Device: /dev/sdd [SAT], ATA error count increased from 5860 to 5864

vvasilovski · August 11, 2024, 4:14pm

What should I do with this message: “Device: /dev/sdd [SAT], ATA error count increased from 5860 to 5864”. Please help! I recently migrated to Scala. The system works, but when I restart it shows me the message.
This is a M2 SSD boot drive.

joeschmuck · August 11, 2024, 4:17pm

You should do a few things:

post the entire output of smartctl -x /dev/sdd
post your system hardware and configuration.
post the exact version of SCALE you are using.

Do not let us “assume” anything, or we may unintentionally give you bad advice. We here are not “all knowing”, even though we try.

sfatula · August 11, 2024, 6:07pm

The odds are, replace it! But agree post results of the smartctl command as it could well be something else hardware wise.

5864 errors are 5,863 too many for me. I would have investigated at error 1 myself, data is too important.

vvasilovski · August 11, 2024, 6:12pm

NugentS · August 11, 2024, 6:21pm

And your hardware?
Also - how is the M.2 connected to the system?

sfatula · August 11, 2024, 6:38pm

Yeah, need ALL the hardware. The SSD itself doesn’t look like it’s failing to me, so something up the chain must be having trouble, is incompatible, has old firmware, etc. Definitely how it’s connected is important.

vvasilovski · August 11, 2024, 7:03pm

The computer is an OptiPlex 7040 - Small Form Factor.
M2 is connected to the PC motherboard in a factory connector.
I apologize if there are any inaccuracies, but I am using a machine translation.

joeschmuck · August 11, 2024, 8:59pm

I see nothing actually wrong with the M.2 SSD.

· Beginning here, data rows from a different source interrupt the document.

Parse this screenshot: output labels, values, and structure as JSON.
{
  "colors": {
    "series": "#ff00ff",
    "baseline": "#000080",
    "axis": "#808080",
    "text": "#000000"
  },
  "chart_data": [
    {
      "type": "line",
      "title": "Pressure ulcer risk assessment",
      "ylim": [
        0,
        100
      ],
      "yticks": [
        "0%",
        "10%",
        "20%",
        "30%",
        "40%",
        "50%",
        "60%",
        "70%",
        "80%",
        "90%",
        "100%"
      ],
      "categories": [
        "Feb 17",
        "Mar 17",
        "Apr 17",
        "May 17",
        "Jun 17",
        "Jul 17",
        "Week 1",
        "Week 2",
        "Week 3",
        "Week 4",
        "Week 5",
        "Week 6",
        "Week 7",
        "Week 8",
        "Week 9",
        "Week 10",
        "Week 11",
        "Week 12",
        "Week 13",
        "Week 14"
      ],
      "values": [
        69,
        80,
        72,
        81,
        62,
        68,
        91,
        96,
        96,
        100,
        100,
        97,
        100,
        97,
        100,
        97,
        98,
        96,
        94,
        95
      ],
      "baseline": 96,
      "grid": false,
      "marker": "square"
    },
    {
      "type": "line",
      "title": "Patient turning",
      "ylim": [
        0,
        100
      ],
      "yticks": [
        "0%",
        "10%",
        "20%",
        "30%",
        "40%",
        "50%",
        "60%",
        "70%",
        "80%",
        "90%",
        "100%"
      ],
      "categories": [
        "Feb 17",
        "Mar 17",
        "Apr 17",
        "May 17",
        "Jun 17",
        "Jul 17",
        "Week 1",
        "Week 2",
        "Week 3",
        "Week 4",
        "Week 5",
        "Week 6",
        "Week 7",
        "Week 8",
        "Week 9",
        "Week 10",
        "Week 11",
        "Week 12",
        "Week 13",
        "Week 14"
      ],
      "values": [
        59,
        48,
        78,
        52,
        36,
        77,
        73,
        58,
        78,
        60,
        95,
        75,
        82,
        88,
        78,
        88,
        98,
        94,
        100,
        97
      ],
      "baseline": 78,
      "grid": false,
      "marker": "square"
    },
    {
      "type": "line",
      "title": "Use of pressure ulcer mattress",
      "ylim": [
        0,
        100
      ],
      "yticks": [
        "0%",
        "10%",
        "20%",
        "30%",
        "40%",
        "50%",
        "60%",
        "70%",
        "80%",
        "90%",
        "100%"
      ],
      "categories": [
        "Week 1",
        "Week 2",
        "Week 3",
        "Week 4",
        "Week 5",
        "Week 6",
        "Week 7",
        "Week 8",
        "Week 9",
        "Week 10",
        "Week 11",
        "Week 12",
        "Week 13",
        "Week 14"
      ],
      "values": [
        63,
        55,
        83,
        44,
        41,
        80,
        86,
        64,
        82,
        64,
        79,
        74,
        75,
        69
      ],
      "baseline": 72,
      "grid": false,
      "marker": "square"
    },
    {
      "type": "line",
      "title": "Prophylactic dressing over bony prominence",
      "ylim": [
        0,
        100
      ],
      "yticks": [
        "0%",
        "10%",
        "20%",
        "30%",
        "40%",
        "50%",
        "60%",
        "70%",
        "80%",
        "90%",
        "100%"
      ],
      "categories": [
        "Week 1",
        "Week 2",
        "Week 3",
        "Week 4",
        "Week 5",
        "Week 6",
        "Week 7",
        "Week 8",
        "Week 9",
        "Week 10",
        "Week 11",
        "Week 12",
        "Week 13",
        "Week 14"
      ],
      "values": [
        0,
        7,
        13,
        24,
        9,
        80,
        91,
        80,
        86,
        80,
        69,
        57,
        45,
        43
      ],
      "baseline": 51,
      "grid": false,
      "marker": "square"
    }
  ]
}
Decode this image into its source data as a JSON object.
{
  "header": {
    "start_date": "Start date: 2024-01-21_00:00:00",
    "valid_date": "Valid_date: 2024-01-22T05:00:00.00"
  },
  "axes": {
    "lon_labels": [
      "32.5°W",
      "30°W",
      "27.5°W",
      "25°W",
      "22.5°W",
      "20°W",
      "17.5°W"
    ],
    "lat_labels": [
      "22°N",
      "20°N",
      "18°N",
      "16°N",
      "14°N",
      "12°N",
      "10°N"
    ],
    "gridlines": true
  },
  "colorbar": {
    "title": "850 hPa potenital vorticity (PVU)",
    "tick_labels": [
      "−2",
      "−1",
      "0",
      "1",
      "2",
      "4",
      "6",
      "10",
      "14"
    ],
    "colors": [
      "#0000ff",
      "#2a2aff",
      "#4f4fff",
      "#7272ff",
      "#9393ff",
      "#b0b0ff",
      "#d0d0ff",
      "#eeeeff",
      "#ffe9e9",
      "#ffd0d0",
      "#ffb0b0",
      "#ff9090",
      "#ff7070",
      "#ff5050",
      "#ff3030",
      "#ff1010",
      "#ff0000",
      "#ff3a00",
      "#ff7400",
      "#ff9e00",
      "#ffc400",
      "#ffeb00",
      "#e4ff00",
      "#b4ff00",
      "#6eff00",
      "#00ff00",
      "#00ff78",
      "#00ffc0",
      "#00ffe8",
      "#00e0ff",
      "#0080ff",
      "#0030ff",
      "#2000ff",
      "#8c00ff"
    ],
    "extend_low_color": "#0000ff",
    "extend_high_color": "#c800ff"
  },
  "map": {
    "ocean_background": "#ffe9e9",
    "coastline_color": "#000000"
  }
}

I highly recommend that you run a SMART Long/Extended test on this drive. This can be done using the command smartctl -t long /dev/sdd and then wait 60 minutes minimum and then grab the output of smartctl -a /dev/sdd and post that.

In the Extended Self-test log you should now have an entry stating Test Description = #1 Extended offline, Status = Complete without error, Remaining = 0%, and the current power on hours count. LBA of first error = “-”.

The only issue I personally have had with M.2 and SCALE was TrueNAS sending commands to the NVMe drive that it did not recognize, features that did not exist on the NVMe drive. I’m not saying that is the case in your situation however you do not have any actual errors with the drive. they all look like communication issues.

While it may not be what you want to hear, I recommend you ignore but monitor the errors. If you notice the value increasing at an alarming rate, lets revisit this topic, or just replace the M.2 drive with a different Make/Model NVMe drive.

Also, you could check to see if there is a newer firmware version to the M.2 NVMe drive and update it.

Make sure you backup your TrueNAS Config file, it can save your butt later.

vvasilovski · August 12, 2024, 7:04am

After the long test, this is what I came up with as the result.

joeschmuck · August 12, 2024, 9:38am

I’m going to say that these screen captures are damn hard to read on a smartphone.

However after zooming in a lot, your drive looks good. Just pay attention to those counts and run a SMART Long test weekly. If that passes and no other alarm condition exisys, you will be good.